Gavin was closest. Gavin would be the one to depress the door handle when the moment came. I was furthest from, busy placing plastic cups within plastic cups, creating the office equivalent of Russian dolls. My back was turned - burying Russian dolls in the aluminium waste receptacle - when the door opened and people started to file out. I turned just as Clair - the last person in the room besides me - and hard on the heels of Stu and - what was that new chap called? Did Keith call him Hawkins? Was he really called Jack Hawkins? Maybe that was Keith joking as well? - I turned just as Clair introduced the thumb and index finger of her now I come to look pretty fingers into her mouth. She catches my eyes and removes a wad of gum - at least two sticks' worth, or two tabs, a good glob at any rate - which she sticks to the back of the chair closest to the door.

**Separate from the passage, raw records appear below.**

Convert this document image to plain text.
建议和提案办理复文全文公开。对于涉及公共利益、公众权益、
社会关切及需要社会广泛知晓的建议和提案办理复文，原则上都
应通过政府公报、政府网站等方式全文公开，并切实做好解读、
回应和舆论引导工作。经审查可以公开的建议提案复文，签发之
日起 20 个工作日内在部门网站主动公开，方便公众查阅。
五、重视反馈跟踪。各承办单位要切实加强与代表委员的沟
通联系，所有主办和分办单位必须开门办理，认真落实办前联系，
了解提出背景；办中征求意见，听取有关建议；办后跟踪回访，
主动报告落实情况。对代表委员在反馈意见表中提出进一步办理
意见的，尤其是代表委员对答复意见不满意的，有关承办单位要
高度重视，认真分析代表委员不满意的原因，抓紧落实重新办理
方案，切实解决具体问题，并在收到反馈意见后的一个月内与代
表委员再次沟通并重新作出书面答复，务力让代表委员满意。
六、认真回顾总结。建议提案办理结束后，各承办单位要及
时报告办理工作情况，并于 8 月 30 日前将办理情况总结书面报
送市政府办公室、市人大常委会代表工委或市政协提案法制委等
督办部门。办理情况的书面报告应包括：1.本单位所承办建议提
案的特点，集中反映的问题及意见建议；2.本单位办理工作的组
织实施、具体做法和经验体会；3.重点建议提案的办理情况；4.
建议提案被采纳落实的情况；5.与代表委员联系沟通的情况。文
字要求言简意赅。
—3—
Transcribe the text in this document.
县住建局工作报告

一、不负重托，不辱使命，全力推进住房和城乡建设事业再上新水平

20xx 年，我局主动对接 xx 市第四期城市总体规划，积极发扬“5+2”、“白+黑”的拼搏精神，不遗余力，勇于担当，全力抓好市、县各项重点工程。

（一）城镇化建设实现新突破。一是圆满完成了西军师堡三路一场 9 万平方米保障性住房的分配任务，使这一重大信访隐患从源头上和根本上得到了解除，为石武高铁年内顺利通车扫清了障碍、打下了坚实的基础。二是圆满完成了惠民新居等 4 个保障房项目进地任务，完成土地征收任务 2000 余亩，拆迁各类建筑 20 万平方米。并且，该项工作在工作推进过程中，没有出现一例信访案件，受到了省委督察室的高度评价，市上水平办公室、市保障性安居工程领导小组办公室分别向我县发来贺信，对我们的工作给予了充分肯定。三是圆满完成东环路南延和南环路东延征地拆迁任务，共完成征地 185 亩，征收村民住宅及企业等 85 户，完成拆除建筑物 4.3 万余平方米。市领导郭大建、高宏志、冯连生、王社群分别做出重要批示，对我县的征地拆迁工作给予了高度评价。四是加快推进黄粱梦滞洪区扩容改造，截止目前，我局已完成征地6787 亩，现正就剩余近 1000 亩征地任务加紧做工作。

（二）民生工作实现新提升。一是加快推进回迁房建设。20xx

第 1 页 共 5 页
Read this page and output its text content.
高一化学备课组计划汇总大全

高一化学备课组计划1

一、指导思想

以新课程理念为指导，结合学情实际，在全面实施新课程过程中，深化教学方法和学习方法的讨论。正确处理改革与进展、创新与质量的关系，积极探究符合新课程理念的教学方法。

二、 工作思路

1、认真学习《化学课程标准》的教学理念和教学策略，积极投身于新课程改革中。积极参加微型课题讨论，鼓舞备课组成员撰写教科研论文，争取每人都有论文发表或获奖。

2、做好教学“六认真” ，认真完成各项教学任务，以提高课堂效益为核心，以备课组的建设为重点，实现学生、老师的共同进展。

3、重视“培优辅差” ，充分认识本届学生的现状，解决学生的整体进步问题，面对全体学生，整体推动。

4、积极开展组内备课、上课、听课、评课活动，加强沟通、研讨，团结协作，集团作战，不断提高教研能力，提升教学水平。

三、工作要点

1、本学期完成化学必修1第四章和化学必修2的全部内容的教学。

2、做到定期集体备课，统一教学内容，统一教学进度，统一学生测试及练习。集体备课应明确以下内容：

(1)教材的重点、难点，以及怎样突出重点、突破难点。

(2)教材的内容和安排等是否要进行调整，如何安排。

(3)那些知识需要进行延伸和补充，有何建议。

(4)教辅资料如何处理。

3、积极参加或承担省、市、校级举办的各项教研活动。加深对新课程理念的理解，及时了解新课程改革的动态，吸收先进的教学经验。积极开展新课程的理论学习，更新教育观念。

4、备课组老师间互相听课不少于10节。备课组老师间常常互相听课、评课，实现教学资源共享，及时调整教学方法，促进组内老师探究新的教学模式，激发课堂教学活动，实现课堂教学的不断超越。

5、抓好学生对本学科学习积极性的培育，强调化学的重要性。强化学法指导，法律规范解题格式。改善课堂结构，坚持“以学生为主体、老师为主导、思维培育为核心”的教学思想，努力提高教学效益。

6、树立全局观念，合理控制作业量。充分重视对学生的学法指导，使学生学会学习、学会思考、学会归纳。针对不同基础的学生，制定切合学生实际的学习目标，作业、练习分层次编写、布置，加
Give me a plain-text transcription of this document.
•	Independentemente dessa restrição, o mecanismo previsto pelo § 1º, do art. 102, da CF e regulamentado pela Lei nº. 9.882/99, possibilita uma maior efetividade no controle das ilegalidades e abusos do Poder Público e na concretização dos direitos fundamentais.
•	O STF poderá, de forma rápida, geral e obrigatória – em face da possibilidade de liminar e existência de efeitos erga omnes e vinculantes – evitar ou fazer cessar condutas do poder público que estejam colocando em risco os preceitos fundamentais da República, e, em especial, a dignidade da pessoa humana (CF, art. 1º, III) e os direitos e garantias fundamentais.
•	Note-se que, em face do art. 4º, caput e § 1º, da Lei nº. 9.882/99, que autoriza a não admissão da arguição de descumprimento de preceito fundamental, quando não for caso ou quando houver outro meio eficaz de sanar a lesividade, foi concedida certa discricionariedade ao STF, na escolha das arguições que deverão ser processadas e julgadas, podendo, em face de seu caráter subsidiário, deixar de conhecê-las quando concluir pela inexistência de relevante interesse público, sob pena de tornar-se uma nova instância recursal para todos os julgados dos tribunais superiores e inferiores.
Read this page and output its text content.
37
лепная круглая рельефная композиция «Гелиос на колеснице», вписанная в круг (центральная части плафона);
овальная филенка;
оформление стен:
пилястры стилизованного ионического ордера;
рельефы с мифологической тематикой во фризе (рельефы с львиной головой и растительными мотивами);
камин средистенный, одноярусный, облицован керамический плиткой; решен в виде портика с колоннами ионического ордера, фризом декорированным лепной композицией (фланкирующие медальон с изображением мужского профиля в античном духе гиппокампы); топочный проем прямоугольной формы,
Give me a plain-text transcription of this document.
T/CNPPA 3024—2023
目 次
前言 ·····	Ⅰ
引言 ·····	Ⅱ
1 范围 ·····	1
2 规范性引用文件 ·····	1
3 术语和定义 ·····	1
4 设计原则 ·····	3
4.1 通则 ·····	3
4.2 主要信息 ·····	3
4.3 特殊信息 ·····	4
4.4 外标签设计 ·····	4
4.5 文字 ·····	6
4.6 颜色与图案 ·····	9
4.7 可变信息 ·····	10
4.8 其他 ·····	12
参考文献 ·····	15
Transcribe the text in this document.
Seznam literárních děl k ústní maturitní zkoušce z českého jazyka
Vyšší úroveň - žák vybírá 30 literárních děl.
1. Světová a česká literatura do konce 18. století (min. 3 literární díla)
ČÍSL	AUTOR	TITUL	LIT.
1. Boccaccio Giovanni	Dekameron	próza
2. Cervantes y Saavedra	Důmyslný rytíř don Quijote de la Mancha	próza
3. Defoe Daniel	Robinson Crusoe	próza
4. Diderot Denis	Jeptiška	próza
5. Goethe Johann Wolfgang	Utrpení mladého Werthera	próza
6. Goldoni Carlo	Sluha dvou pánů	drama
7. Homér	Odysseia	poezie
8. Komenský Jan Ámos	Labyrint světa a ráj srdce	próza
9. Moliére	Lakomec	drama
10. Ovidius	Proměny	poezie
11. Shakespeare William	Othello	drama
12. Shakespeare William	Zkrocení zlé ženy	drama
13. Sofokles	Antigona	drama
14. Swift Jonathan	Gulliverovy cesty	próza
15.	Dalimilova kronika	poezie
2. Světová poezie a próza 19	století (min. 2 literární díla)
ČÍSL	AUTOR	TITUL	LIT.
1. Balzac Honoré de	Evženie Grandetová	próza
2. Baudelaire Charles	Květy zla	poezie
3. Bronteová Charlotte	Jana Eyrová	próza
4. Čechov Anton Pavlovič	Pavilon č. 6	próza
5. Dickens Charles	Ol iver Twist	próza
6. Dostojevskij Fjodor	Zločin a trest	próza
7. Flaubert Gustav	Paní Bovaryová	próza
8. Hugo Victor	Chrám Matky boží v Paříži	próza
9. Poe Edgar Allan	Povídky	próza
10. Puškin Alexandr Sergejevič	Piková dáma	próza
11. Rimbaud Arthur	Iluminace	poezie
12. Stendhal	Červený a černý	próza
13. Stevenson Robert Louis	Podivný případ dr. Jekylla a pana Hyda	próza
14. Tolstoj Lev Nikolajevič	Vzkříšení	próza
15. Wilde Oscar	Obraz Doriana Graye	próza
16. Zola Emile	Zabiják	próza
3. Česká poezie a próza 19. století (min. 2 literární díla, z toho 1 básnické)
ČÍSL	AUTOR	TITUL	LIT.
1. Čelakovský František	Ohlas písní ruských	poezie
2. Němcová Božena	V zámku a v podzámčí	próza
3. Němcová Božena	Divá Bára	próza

Clair takes gum from her mouth and sticks it to her chair whilst maintaining eye contact with me. She doesn't speak and the moment is over in a flash and she is gone. The whole thing feels like a dream or not that it is but fantasy. I can feel myself becoming tense and prissy. She didn't do that did she? This is what I think from the opposite corner of the table. I am the last person in the room. The boardroom table is bare, aside from three copies of the latest edition of the journal. I think about the fact that she maintained eye contact some more. What did that mean? I am shocked and despite myself shocked that I am shocked. I am shock caught in facing mirrors. Clair. Her name blinks on and off in my head like a dashboard light. In the space of one maybe two maybe three seconds I thought: did that mean something, did that mean nothing, did she want me to see it, did she think it important I see, was it done for my benefit, am I the kind of man she thinks would be impressed by that, do I mean nothing, am I the kind of man who gets unnecessarily worked up about nothing, did she do that to rile me, did she do that to plunge me into this orgy of thought, is this the beginning of something or the middle of something or is it nothing? I shake my head and think I must have imagined it. I must have imagined what I just saw. I think about Clair again, quickly. I try to define what I know and realise I know nothing. She is attractive, certainly. I admit as much. There have been mornings in which she has passed my cubicle and I have thought yes, Clair is attractive, Clair is pretty, Clair has good dress sense. All of that.
... but I think God dwells most in the swells and curves of the human body: the hips' flare forming a woman's behind, the legs' long muscles, the small-knobbed luxuriance of a bent back, the soft, private hollows hidden between the thighs, under the arms, at the front of the throat, the corners of the still eyes.